The vast majority of roofing contractors (91 per cent) reported being either ‘busy’ or ‘very busy’ in a recent survey by the UK’s largest roofing trade body, NFRC. However, a significant number of roofers (23 per cent) reported concerns around payment, with one contractor reporting to have waited four months to be paid by a particular public sector client.
The survey also found the following:
- Roofers are mostly back to pre-Covid capacity—Just under half (49 per cent) of contractors reported operating at 100 per cent of their pre-lockdown capacity with a further two-fifths (40 per cent) operating at over three-quarters of their capacity.
- Covid-safe practices are no longer exceptional—with most (90 per cent) roofing contractors having no issues implementing Covid-safe guidelines on site.
- Accessing materials remains a major concern—Over half (55 per cent) of contractors reported material shortages. These were mostly in concrete roof tiles and timber, but also in membranes, felt, insulation and slate.

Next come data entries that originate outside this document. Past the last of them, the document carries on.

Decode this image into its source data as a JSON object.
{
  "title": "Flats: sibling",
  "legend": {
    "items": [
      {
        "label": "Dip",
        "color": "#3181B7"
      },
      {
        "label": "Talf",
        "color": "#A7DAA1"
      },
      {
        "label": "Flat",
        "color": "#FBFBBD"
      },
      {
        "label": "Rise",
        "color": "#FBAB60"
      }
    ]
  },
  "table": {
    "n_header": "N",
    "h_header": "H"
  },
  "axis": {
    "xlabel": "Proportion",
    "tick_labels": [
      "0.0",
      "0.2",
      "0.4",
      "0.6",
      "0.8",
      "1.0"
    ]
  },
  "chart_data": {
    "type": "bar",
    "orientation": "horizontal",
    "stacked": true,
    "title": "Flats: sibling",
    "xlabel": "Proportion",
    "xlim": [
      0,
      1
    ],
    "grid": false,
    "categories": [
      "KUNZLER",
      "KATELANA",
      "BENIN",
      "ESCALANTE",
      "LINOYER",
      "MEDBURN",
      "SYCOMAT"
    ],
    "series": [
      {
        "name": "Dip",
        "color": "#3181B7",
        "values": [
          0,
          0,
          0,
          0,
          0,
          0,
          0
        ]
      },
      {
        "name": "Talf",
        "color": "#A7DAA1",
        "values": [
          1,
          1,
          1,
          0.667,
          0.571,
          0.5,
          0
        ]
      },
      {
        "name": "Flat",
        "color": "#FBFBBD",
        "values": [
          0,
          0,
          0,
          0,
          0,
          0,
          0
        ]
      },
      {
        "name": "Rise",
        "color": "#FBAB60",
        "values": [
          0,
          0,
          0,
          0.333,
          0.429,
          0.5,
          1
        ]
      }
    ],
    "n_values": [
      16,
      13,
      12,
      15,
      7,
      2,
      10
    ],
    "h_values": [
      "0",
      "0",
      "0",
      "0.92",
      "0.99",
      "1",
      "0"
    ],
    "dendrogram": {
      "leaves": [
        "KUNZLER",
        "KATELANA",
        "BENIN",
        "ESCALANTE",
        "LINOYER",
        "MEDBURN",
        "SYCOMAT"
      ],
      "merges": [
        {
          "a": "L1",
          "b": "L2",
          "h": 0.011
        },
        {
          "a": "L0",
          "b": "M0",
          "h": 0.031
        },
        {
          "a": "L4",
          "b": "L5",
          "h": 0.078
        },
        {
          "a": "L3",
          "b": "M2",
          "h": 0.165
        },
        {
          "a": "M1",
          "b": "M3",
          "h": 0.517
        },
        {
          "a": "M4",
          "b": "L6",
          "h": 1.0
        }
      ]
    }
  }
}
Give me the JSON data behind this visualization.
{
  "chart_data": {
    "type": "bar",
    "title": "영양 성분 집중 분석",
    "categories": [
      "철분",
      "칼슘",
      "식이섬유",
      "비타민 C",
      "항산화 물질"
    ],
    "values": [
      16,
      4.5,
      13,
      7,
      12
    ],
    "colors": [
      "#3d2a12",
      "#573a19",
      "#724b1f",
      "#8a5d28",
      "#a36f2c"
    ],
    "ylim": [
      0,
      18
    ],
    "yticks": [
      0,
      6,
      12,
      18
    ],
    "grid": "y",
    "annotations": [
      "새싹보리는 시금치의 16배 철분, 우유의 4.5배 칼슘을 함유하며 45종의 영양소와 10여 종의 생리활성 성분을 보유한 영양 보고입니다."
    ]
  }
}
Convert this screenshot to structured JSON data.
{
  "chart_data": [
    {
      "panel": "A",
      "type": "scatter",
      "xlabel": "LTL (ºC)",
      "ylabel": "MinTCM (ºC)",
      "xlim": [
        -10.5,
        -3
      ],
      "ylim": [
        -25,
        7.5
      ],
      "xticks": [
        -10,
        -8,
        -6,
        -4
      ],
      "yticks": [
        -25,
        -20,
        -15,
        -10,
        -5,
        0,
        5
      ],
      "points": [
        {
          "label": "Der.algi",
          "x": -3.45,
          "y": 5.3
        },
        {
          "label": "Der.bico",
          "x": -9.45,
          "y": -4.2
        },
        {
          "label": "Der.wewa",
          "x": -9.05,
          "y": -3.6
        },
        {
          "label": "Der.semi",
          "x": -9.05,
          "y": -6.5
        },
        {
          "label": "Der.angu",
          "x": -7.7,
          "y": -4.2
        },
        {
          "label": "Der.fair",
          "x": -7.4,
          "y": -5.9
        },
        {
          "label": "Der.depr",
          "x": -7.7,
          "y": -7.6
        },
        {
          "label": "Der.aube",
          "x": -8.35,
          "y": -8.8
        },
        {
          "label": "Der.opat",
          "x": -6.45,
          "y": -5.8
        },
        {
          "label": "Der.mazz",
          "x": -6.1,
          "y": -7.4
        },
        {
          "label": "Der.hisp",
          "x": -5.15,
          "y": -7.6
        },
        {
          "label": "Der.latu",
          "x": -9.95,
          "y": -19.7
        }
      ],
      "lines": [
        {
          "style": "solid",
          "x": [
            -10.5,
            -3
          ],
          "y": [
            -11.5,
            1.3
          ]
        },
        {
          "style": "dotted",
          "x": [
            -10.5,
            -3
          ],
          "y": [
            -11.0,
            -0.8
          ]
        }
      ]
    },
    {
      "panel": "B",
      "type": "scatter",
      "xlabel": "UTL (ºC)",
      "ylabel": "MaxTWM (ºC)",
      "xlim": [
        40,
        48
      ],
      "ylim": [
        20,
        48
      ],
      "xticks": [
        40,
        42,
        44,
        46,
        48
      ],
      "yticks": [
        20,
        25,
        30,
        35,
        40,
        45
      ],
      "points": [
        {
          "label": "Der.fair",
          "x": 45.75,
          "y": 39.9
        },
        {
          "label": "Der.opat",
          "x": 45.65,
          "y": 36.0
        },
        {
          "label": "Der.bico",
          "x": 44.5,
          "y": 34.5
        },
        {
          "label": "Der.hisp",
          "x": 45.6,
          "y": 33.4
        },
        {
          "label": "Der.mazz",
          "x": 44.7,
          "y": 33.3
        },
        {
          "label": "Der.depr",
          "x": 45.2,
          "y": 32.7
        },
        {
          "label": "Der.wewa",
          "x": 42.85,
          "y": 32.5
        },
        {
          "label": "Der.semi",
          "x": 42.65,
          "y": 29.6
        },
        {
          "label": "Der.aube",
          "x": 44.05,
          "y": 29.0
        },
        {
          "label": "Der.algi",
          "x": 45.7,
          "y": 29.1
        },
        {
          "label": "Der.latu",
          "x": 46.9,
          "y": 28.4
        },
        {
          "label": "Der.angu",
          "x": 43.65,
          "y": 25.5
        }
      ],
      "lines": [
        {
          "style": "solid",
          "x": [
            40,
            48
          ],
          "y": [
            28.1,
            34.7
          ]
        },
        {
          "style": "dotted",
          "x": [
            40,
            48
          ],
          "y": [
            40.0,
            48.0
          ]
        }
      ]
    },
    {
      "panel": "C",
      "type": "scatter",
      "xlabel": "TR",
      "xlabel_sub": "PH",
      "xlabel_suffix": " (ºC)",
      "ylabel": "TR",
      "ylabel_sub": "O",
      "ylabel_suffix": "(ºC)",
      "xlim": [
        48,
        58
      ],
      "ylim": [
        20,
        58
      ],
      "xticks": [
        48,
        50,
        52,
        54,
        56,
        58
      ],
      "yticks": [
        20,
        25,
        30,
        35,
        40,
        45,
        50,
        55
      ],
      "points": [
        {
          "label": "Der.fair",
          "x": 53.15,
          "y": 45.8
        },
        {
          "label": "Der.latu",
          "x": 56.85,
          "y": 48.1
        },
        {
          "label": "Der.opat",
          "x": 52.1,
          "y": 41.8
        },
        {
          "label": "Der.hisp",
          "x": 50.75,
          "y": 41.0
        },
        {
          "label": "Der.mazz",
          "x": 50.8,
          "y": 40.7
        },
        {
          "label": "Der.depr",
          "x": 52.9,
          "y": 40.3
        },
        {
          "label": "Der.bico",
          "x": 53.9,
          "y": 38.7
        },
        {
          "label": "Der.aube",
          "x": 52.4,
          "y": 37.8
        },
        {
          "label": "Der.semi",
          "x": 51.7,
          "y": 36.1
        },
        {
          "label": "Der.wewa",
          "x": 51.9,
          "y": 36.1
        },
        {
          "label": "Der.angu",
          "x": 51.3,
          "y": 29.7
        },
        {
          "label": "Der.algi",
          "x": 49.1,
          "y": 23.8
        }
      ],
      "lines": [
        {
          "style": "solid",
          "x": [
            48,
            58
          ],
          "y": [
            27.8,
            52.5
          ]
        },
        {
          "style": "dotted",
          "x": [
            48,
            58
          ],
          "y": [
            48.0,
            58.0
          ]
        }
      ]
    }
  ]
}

- Future enquiries look positive—Nearly all (94 per cent) contractors were receiving the same number (67 per cent) or more (27 per cent) new enquiries than this time last year.
Commenting on the survey results, NFRC Chief Executive, James Talman said:
“This survey confirms what we have all been hearing—roofing contractors are generally busier than ever. A combination of pent-up demand in the summer, combined with government stimulation packages, and people working from home wanting home-upgrades, has meant demand has not been a problem for roofers.
“However, it is shocking that so many roofers are still waiting to be paid, with some reporting waiting on thousands of pounds from their clients. We all know that times are tough for some firms, but that is no reason not to pay for your supply chain. I was particularly concerned to see public sector clients listed as being the worst culprits when they should be leading the way.
“Unsurprisingly to those in the industry, concrete roof tiles and timber were listed as the top material shortage areas. This seems to be due to the incredible amount of demand we have seen in the last quarter combined with the lag seen in production, following lockdown earlier this year. We have been working closely with manufacturers on this issue and will continue to monitor this situation.”